According to the most recent report from the VA regional office in Indianapolis, a veteran who files a VA claim in Indiana waits, on average, 443 days for the claim to be resolved. And of the total number of outstanding claims in the state, 12,000 have been pending for more than 125 days.
Veteran Craig Jerina, who served in Vietnam, has been waiting for more than three years for his claim to be settled. As a member of the Air Force, the now-68-year-old Elkhart man injured his spine when a pole fell on his head.
"Nothing ever gets resolved," Jerina said. "They always want something else and something else and something else."
As a member of the House Veterans Affairs Committee, Walorski said she continues to put pressure on the VA to speed up the claims process. She also has sent a letter to the president urging quick action on a proposal to better facilitate the sharing of medical information between the VA and Department of Defense.
In the meantime, she said, it's important that veterans, especially those returning from Iraq and Afghanistan, visit their local Veterans Service Office to learn more about what sorts of benefits they are entitled to and how to claim them.

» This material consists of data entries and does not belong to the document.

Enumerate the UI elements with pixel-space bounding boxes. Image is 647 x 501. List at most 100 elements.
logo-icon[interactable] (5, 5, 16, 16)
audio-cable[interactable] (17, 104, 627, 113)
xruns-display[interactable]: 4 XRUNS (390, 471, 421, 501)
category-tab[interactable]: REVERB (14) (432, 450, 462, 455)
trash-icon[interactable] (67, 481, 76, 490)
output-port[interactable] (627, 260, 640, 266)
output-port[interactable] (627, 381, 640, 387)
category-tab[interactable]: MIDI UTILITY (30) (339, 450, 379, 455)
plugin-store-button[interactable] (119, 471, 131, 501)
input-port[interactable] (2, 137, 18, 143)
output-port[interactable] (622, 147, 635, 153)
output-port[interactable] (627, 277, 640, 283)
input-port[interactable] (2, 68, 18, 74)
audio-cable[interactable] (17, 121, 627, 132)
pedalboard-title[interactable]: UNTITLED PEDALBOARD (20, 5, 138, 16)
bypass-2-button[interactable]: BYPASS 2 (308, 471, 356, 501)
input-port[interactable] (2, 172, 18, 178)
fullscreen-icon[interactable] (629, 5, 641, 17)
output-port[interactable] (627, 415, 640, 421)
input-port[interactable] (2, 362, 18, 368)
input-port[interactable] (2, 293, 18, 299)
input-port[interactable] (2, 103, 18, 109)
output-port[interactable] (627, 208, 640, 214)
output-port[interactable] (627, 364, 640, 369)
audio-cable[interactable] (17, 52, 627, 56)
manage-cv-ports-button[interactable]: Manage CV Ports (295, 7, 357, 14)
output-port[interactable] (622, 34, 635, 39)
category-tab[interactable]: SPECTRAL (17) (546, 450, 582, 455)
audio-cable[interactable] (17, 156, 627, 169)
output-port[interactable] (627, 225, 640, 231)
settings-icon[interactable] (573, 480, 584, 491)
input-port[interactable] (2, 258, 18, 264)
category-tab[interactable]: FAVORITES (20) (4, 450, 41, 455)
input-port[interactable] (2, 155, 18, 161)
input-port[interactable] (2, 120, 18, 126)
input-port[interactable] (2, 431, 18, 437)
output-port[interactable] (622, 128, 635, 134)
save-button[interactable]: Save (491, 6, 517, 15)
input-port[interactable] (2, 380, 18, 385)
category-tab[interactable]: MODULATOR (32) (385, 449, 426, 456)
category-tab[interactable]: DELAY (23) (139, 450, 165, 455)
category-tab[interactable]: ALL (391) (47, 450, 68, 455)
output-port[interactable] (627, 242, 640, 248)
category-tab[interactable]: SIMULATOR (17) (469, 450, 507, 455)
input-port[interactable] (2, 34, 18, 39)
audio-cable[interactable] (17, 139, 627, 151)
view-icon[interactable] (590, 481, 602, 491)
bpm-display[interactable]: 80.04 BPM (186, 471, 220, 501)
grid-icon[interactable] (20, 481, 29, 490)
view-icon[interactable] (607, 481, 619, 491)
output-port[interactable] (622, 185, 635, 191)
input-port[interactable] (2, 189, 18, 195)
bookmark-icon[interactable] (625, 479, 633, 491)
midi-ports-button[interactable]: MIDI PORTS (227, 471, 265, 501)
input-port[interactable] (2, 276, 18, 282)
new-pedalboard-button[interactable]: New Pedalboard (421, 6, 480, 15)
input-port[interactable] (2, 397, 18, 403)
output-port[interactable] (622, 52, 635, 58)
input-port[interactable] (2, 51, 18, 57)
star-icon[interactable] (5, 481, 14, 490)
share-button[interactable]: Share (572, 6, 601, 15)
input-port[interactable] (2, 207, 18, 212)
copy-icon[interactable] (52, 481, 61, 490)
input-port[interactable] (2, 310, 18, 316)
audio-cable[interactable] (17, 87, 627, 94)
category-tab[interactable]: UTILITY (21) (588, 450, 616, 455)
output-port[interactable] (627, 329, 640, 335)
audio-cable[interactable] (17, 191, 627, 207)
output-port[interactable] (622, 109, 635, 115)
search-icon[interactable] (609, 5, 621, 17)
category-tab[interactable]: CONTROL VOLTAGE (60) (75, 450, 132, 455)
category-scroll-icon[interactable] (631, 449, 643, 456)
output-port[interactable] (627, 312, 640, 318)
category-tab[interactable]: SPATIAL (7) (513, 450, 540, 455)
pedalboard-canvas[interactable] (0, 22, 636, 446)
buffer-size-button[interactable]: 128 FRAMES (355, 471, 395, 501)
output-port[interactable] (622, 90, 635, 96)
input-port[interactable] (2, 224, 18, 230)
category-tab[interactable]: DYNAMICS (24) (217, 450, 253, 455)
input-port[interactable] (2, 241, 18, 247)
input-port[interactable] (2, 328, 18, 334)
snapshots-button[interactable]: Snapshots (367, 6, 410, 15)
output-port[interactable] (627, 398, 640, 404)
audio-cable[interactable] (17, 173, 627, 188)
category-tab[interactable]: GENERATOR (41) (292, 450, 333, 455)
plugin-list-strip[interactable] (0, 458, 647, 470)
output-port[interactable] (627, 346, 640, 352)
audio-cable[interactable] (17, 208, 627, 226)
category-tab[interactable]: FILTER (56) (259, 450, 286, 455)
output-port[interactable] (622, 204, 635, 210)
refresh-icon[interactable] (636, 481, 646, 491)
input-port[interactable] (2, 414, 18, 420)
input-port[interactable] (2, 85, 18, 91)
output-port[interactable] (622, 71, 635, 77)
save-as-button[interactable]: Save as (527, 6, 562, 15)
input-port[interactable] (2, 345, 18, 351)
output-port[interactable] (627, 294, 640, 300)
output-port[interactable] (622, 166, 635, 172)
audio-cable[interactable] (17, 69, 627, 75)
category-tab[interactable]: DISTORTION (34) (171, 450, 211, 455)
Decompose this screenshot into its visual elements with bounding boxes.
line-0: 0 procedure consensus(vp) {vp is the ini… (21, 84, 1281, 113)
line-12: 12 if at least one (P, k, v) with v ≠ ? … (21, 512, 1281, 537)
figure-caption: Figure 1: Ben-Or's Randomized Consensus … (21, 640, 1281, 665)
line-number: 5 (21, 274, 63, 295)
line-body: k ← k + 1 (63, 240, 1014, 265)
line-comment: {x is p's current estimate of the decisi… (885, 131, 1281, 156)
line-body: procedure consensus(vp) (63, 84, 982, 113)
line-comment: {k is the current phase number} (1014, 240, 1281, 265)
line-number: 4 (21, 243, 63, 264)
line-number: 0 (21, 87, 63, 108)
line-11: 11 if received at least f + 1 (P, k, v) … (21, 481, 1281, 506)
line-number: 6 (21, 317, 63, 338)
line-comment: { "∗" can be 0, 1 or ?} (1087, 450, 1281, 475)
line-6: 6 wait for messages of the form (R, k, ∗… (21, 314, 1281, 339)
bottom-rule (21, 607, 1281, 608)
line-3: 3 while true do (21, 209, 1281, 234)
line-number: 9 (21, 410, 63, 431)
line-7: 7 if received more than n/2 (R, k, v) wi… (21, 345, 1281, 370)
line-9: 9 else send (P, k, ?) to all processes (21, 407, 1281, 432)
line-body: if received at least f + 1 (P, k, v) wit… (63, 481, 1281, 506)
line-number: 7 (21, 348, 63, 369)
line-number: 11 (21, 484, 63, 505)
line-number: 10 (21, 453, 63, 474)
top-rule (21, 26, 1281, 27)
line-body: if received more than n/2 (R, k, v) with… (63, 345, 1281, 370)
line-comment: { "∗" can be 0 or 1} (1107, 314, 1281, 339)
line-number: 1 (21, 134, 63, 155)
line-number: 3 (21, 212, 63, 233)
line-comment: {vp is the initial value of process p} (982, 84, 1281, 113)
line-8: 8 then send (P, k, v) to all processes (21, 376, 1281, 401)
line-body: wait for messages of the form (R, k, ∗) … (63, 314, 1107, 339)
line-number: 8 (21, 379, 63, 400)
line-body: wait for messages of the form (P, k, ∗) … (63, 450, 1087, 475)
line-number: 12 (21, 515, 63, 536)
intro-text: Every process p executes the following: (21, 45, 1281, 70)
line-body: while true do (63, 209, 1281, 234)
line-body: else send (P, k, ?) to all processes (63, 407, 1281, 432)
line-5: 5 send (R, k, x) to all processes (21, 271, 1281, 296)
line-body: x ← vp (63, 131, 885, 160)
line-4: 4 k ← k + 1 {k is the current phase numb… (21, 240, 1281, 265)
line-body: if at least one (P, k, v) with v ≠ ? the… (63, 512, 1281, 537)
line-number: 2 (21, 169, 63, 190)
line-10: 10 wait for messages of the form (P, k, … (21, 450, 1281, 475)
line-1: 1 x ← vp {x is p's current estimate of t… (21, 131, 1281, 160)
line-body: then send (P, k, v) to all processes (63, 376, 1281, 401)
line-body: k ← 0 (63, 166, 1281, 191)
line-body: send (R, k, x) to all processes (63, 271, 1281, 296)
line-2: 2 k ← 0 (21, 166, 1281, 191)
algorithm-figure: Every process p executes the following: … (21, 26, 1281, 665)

"It's an information center for them, (and) it's free," Walorski, R-Jimtown, said.
The St. Joseph County Veterans Service Office is on the fourth floor of the County-City Building, 227 W. Jefferson Blvd., South Bend. Kevin Kelsheimer, a former Marine, heads the office.

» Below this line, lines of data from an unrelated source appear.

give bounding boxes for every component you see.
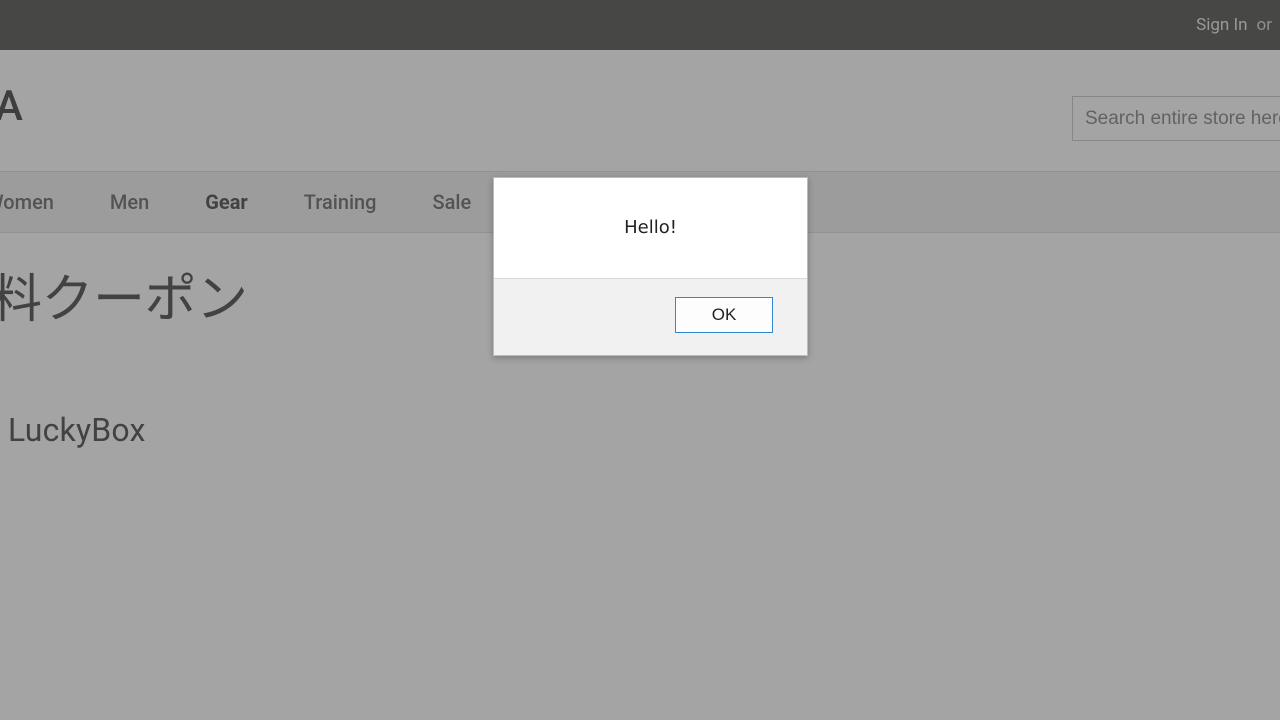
alert-dialog: Hello! OK bbox=[493, 177, 808, 356]
modal-overlay[interactable] bbox=[0, 0, 1280, 720]
alert-footer: OK bbox=[494, 278, 807, 355]
alert-message: Hello! bbox=[494, 178, 807, 278]
ok-button[interactable]: OK bbox=[675, 297, 773, 333]
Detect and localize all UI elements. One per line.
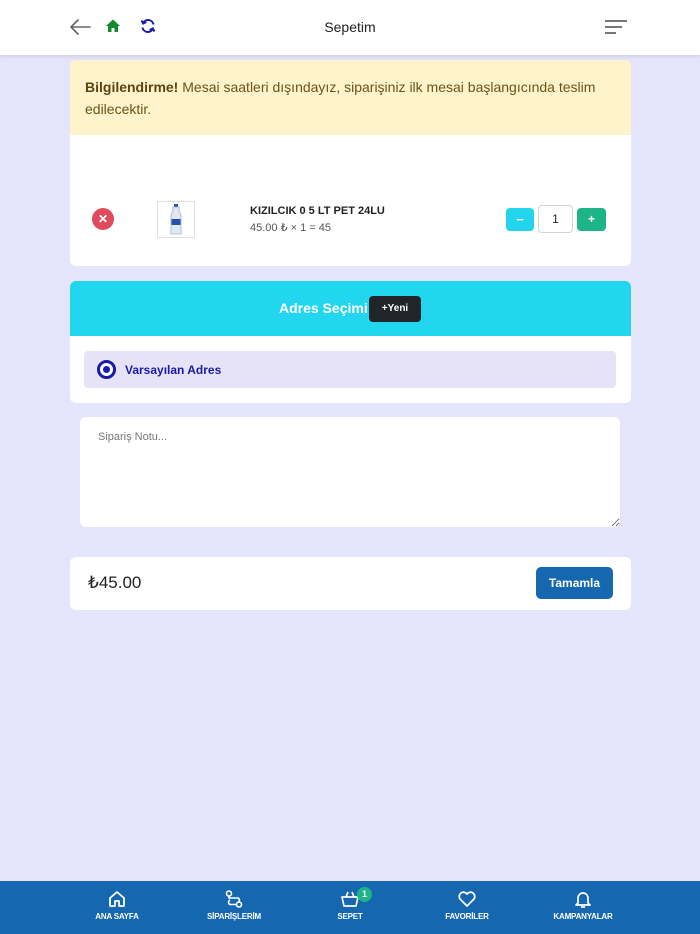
product-image — [157, 201, 195, 238]
nav-label: SEPET — [337, 912, 363, 921]
order-note-input[interactable] — [80, 417, 620, 527]
menu-icon[interactable] — [605, 18, 627, 36]
product-name: KIZILCIK 0 5 LT PET 24LU — [250, 205, 385, 217]
radio-selected-icon[interactable] — [97, 360, 116, 379]
nav-label: FAVORİLER — [445, 912, 489, 921]
nav-label: KAMPANYALAR — [553, 912, 613, 921]
nav-item-cart[interactable]: 1 SEPET — [300, 887, 400, 929]
nav-item-favorites[interactable]: FAVORİLER — [417, 889, 517, 929]
route-icon — [225, 890, 243, 908]
bottle-icon — [170, 204, 182, 235]
address-option[interactable]: Varsayılan Adres — [84, 351, 616, 388]
info-alert: Bilgilendirme! Mesai saatleri dışındayız… — [70, 60, 631, 135]
remove-item-button[interactable]: ✕ — [92, 208, 114, 230]
nav-label: ANA SAYFA — [95, 912, 139, 921]
home-icon — [109, 891, 125, 907]
bottom-navigation: ANA SAYFA SİPARİŞLERİM 1 SEPET FAVORİLER… — [0, 881, 700, 934]
new-address-button[interactable]: +Yeni — [369, 296, 421, 322]
cart-item-card: ✕ KIZILCIK 0 5 LT PET 24LU 45.00 ₺ × 1 =… — [70, 135, 631, 266]
alert-title: Bilgilendirme! — [85, 79, 179, 95]
cart-count-badge: 1 — [357, 887, 372, 902]
address-header: Adres Seçimi +Yeni — [70, 281, 631, 336]
nav-label: SİPARİŞLERİM — [207, 912, 261, 921]
order-total: ₺45.00 — [88, 573, 142, 592]
address-option-label: Varsayılan Adres — [125, 363, 222, 377]
complete-order-button[interactable]: Tamamla — [536, 567, 613, 599]
address-title: Adres Seçimi — [279, 300, 368, 316]
bell-icon — [575, 892, 591, 908]
product-price-line: 45.00 ₺ × 1 = 45 — [250, 222, 332, 234]
page-title: Sepetim — [324, 19, 376, 35]
nav-item-orders[interactable]: SİPARİŞLERİM — [184, 889, 284, 929]
nav-item-home[interactable]: ANA SAYFA — [67, 889, 167, 929]
order-summary: ₺45.00 Tamamla — [70, 557, 631, 610]
top-bar: Sepetim — [0, 0, 700, 55]
heart-icon — [458, 891, 476, 907]
quantity-decrease-button[interactable]: − — [506, 208, 534, 231]
address-list: Varsayılan Adres — [70, 336, 631, 403]
quantity-increase-button[interactable]: + — [577, 208, 606, 231]
nav-item-campaigns[interactable]: KAMPANYALAR — [533, 889, 633, 929]
quantity-input[interactable]: 1 — [538, 205, 573, 233]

Walorski said she also is in communication with the VA concerning the medical device tax included in the Patient Protection and Affordable Care Act and how the tax might affect veterans' access to such devices.
Walorski is among a bi-partisan group of legislators that is co-sponsoring a bill that would repeal the 2.3 percent tax, which is opposed by orthopedic manufacturers, including those based in the southern portion of the 2nd District in Warsaw.
Walorski said access to medical devices is of critical importance to the men and women who continue to return from Afghanistan with missing limbs.
"I want know exactly how (the VA) plans to (absorb) this huge tax increase," she said.